UK to invoke Article 50 and begin exit negotiations in 29 March
The British government will formally begin the process of leaving the European Union by triggering Article 50 of the Treaty on European Union next week.
The move was confirmed earlier this week when Tim Barrow, The UK’s Permanent Representative to the European Union, Sir Tim Barrow, informed European Council President Donald Tusk that the legal mechanism would be involved next Wednesday, 29 March.
In a statement to mark the news, the UK’s Brexit secretary David Davis said: “Last June, the people of the UK made the historic decision to leave the EU. Next Wednesday, the Government will deliver on that decision and formally start the process by triggering Article 50.
“We are on the threshold of the most important negotiation for this country for a generation.

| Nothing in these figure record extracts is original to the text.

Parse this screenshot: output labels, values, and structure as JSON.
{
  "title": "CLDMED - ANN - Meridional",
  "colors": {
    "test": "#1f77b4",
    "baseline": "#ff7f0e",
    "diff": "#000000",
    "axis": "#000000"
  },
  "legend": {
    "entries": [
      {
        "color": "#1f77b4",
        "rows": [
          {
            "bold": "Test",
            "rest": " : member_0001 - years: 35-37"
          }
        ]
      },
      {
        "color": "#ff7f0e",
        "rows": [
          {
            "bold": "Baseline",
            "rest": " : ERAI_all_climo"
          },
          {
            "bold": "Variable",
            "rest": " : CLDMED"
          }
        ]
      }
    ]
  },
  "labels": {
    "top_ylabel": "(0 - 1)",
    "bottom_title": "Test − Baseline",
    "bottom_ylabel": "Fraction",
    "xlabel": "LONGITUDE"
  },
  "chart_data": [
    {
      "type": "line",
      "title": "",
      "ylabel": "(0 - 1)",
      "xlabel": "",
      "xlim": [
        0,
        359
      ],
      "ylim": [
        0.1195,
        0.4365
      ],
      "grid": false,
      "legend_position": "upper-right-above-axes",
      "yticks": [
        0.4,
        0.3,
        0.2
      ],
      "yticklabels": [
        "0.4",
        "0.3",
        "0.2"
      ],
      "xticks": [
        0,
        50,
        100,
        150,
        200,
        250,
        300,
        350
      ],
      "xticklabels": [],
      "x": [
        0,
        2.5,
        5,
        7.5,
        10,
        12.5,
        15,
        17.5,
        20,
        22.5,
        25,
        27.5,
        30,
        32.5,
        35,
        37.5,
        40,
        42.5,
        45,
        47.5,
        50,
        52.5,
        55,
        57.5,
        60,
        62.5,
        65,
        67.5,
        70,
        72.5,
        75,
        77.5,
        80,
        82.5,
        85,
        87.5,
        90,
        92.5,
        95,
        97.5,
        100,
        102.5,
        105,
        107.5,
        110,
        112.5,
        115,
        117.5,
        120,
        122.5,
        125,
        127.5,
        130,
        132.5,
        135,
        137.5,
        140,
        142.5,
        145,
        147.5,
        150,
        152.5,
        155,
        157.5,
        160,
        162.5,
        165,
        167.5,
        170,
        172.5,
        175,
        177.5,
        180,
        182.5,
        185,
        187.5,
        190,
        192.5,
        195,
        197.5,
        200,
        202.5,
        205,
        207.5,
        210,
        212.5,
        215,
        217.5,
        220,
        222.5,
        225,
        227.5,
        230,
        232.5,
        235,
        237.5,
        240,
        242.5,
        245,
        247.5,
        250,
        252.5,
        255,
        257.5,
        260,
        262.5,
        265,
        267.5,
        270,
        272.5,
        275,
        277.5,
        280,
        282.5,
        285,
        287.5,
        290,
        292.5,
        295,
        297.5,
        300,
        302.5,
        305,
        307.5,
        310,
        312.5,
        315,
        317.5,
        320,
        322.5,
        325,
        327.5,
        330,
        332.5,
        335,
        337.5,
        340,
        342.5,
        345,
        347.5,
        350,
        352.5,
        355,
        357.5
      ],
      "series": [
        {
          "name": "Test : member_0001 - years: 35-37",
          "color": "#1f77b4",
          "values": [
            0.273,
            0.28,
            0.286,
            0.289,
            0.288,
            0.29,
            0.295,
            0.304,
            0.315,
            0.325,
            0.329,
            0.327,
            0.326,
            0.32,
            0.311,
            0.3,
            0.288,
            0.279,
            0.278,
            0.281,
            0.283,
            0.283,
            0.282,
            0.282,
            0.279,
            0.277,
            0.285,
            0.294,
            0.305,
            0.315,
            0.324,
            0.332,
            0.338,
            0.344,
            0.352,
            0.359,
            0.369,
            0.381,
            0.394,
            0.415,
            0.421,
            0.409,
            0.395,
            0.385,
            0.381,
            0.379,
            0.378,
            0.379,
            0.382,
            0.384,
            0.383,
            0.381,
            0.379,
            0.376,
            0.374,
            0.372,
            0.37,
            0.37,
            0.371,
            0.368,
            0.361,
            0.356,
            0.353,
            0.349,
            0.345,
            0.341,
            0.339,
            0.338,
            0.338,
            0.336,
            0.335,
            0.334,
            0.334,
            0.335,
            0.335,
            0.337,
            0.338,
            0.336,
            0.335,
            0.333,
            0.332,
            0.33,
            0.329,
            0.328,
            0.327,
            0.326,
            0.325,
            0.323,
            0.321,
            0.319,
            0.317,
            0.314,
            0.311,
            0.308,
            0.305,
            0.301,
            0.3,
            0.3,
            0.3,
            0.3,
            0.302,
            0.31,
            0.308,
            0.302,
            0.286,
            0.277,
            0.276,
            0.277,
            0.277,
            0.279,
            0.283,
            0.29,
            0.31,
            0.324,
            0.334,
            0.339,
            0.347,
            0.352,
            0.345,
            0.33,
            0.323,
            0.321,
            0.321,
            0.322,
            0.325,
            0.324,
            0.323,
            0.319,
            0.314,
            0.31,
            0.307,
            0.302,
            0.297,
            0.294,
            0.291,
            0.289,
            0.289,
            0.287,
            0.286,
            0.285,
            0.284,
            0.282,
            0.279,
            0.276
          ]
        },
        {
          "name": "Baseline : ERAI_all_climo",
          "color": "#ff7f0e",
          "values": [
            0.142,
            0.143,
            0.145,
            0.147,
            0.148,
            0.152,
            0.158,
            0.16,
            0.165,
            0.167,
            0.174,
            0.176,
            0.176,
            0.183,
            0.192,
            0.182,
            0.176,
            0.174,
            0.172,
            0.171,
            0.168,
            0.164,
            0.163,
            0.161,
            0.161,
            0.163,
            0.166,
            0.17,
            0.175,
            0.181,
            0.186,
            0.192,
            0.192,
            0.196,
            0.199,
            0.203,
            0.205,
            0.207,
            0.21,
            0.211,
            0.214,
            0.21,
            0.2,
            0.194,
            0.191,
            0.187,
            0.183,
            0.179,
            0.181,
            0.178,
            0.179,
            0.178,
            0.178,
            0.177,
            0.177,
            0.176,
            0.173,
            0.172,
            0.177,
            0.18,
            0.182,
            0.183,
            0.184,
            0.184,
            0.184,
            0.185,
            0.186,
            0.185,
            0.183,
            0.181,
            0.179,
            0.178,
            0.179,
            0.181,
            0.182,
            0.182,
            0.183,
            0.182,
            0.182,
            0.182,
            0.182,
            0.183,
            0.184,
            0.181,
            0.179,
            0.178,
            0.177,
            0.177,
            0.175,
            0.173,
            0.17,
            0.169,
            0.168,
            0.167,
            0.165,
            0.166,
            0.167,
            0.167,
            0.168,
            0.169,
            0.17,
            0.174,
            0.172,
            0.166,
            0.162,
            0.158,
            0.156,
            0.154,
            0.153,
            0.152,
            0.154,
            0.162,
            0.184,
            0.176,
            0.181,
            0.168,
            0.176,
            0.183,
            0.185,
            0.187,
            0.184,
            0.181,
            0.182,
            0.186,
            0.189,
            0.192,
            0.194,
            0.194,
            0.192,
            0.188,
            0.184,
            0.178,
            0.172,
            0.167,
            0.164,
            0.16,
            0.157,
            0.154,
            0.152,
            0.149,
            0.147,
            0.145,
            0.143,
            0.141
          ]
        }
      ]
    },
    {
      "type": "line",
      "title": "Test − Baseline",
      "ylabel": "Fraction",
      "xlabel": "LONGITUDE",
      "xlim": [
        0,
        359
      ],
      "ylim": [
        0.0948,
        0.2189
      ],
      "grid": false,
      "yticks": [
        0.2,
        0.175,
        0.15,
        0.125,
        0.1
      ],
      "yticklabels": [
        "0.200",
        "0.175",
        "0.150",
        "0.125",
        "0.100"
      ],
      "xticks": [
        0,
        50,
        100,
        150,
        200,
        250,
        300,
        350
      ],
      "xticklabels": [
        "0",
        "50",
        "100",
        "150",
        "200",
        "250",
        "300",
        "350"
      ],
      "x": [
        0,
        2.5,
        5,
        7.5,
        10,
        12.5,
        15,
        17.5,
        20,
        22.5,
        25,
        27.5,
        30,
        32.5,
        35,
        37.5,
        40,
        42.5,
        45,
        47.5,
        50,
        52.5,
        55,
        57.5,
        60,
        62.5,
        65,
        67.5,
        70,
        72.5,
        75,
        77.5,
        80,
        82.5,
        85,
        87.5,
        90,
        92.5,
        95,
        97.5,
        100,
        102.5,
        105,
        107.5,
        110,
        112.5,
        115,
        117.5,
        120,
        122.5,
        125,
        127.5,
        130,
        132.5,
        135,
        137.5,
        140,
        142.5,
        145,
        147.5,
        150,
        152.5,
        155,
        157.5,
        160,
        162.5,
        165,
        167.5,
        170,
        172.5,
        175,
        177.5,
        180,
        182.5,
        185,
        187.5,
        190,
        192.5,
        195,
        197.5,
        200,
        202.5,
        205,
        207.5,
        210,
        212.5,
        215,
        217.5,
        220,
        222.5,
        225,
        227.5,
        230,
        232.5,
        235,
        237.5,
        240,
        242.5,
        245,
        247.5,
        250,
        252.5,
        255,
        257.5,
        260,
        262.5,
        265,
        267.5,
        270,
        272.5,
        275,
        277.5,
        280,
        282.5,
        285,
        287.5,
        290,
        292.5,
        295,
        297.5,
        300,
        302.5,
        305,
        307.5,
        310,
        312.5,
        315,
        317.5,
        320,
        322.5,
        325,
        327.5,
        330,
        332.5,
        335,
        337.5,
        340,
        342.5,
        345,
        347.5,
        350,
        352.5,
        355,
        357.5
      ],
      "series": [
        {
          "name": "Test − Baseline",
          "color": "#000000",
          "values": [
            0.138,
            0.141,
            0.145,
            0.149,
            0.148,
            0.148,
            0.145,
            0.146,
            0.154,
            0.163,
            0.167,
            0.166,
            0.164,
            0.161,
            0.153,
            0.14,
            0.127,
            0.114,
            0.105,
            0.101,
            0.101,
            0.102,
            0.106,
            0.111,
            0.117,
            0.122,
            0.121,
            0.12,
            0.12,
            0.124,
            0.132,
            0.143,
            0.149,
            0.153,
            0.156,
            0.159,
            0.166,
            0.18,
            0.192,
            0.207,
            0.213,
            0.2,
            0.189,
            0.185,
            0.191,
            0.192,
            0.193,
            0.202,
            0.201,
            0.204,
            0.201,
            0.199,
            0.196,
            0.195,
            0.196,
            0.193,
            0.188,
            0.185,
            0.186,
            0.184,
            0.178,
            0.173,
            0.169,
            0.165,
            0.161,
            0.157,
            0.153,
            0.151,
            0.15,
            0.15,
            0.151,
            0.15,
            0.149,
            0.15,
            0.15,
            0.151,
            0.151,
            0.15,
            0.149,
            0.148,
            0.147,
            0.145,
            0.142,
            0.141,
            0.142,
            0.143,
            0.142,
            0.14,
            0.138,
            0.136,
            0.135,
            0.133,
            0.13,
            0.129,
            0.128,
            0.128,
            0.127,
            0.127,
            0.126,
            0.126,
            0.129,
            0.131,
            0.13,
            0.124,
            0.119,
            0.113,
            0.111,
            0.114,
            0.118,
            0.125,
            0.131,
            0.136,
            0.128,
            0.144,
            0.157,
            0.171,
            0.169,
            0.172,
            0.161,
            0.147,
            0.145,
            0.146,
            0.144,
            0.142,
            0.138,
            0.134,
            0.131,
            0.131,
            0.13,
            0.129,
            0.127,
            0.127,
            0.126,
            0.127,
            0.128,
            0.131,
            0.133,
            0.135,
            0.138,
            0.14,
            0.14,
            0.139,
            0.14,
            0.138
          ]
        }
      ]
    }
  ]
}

“The Government is clear in its aims: a deal that works for every nation and region of the UK and indeed for all of Europe – a new, positive partnership between the UK and our friends and allies in the European Union.”
Notification of the historic step will come in the form of a letter from Prime Minister Theresa May to Mr Tusk, although it was not clear if this would be in the form of a physical or electronic letter.
It will be the first time that the provisions of Article 50, which sets out the process for any EU member state “to withdraw from the union in accordance with its own constitutional requirements”, have been activated.
But there were concerns over the two-year timetable.
Ireland’s Minister for Finance Michael Noonan said that he does not expect a new trade deal between Britain and the EU to be agreed within two years.
Speaking at a Eurogroup meeting in Brussels, the minister said he expected there would be a transitional period to allow time for talks on a new trade treaty between the EU and the UK after the UK leaves the bloc.